En progression constante nous recherchons régulièrement des développeurs. Un fait : nous avons de sérieuses difficultés pour trouver notre bonheur.
Patron certes, mais pas forcement con. Afin de palier à cette difficulté, nous avons bien essayé plusieurs stratégie !!! Des salaires plus importants, rechercher des ingénieurs, des débutants, des expérimentes, des autodidactes, formation pour adultes, licences ...
En changeant les ingrédients du poste à pourvoir (salaire compris), nous constatons que les propositions restent éparses ...
Bouillonnant de projets, les sociétés Cksquare, M-innov sont freinées et toussotent régulièrement à cause du recrutement.

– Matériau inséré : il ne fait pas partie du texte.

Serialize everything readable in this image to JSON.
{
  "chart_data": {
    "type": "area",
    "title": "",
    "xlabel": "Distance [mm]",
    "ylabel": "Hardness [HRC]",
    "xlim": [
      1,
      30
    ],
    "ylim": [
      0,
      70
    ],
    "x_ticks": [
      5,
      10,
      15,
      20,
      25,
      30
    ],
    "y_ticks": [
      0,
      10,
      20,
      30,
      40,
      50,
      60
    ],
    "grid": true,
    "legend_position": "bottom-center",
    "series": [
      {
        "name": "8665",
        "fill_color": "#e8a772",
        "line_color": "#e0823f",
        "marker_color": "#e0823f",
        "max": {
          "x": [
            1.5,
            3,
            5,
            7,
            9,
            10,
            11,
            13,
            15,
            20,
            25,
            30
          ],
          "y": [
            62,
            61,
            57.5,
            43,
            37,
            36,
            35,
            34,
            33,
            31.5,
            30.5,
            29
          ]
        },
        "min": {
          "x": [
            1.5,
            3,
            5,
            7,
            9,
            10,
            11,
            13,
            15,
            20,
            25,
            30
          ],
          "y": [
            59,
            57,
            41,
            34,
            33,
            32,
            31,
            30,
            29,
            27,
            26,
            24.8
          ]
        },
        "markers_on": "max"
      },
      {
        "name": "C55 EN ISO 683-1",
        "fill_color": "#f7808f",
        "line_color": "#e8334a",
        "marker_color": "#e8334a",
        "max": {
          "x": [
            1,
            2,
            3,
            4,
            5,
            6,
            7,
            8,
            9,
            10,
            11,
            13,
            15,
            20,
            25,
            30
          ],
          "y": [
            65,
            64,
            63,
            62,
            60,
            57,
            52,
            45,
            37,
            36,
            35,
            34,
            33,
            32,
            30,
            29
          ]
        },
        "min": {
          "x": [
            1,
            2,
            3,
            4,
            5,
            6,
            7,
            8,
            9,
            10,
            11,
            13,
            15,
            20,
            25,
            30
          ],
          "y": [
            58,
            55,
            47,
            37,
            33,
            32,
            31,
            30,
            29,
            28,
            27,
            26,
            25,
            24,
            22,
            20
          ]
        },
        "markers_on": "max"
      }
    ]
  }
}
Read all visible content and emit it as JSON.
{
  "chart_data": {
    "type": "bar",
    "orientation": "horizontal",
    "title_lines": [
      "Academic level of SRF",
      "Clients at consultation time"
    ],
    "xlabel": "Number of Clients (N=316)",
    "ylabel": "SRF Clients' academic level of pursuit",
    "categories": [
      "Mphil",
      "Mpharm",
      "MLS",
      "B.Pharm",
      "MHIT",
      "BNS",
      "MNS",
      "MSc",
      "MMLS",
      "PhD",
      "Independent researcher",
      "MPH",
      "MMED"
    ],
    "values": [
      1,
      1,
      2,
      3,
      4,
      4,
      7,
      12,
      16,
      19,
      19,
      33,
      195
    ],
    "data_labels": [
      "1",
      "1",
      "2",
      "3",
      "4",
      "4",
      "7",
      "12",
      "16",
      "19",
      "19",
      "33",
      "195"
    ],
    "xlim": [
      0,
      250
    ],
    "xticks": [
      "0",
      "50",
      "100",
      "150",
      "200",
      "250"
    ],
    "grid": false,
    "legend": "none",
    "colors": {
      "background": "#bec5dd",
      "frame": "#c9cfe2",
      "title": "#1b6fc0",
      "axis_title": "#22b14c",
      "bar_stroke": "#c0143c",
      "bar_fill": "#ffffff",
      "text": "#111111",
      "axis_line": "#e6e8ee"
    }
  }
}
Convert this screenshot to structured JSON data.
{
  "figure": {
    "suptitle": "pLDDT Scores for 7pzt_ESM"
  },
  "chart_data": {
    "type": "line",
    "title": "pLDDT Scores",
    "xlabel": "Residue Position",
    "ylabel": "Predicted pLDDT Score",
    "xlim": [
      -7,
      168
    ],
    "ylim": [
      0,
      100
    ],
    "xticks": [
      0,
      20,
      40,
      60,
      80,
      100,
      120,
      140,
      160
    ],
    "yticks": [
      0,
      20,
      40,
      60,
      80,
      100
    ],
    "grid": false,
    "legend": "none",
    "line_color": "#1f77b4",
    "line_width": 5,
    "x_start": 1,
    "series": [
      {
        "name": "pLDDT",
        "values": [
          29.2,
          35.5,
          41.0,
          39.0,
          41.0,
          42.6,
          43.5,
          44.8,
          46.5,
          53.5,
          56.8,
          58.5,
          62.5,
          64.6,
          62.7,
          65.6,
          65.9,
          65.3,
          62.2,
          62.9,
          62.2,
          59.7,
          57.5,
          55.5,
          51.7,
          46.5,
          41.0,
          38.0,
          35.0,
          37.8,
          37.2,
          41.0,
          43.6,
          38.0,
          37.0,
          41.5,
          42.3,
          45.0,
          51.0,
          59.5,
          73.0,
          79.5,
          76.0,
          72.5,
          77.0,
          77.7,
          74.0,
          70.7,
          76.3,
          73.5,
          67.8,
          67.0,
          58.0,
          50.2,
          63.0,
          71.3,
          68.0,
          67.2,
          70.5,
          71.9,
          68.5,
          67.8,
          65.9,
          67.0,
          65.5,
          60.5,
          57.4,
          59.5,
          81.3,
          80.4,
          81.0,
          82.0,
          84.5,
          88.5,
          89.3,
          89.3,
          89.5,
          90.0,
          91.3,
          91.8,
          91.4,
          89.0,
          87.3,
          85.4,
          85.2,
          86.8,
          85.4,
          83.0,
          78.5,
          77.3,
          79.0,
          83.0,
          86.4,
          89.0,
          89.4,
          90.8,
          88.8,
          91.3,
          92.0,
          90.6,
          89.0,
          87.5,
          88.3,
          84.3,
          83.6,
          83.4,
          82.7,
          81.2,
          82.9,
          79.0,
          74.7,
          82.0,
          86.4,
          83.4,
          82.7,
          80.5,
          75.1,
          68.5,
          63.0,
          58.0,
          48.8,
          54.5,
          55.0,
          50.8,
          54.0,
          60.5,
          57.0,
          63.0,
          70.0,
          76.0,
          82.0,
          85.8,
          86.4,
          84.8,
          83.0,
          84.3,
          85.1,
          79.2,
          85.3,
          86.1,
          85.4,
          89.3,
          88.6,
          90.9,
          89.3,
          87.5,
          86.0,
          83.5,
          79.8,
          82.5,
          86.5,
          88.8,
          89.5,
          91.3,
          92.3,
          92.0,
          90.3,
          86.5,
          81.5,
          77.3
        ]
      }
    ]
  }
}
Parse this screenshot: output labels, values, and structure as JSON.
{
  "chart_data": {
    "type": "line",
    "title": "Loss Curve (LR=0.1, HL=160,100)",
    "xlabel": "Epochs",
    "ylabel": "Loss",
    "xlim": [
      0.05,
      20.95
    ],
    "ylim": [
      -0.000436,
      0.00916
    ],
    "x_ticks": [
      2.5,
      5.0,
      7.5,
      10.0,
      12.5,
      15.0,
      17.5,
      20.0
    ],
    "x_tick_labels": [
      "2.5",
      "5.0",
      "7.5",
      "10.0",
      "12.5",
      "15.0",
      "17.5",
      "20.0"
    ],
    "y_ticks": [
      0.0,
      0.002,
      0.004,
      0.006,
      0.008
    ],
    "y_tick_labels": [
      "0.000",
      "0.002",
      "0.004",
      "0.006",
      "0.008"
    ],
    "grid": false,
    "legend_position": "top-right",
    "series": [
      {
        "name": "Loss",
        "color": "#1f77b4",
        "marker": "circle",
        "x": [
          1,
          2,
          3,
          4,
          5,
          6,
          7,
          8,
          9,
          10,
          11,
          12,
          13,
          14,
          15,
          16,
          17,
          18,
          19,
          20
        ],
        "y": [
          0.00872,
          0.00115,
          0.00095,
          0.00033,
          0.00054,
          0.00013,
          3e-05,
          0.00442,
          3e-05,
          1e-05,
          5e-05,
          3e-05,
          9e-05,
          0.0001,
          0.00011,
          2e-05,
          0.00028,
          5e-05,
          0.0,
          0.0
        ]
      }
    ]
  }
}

Cet article était donc un vrai coup de gueule contre une réalité. Contrairement à certains avis, La région Auvergne est dotée de nombreuses écoles informatiques, (IUT, IUP, Ecole d'ingénieurs ...) et c'est une région très agréable à vivre avec de vrais atouts (qualité cout ...). Il ne me semble pas que la région soit l'explication du problème.
Je crois tout simplement qu'il s'agit d'un problème de formations, les outils proposés aux sociétés pour former eux-même, l'efficacité de pole emploi, la destruction des formations pour adulte, la captation des ingénieurs par les multinationales, le niveau des candidats et leur motivation.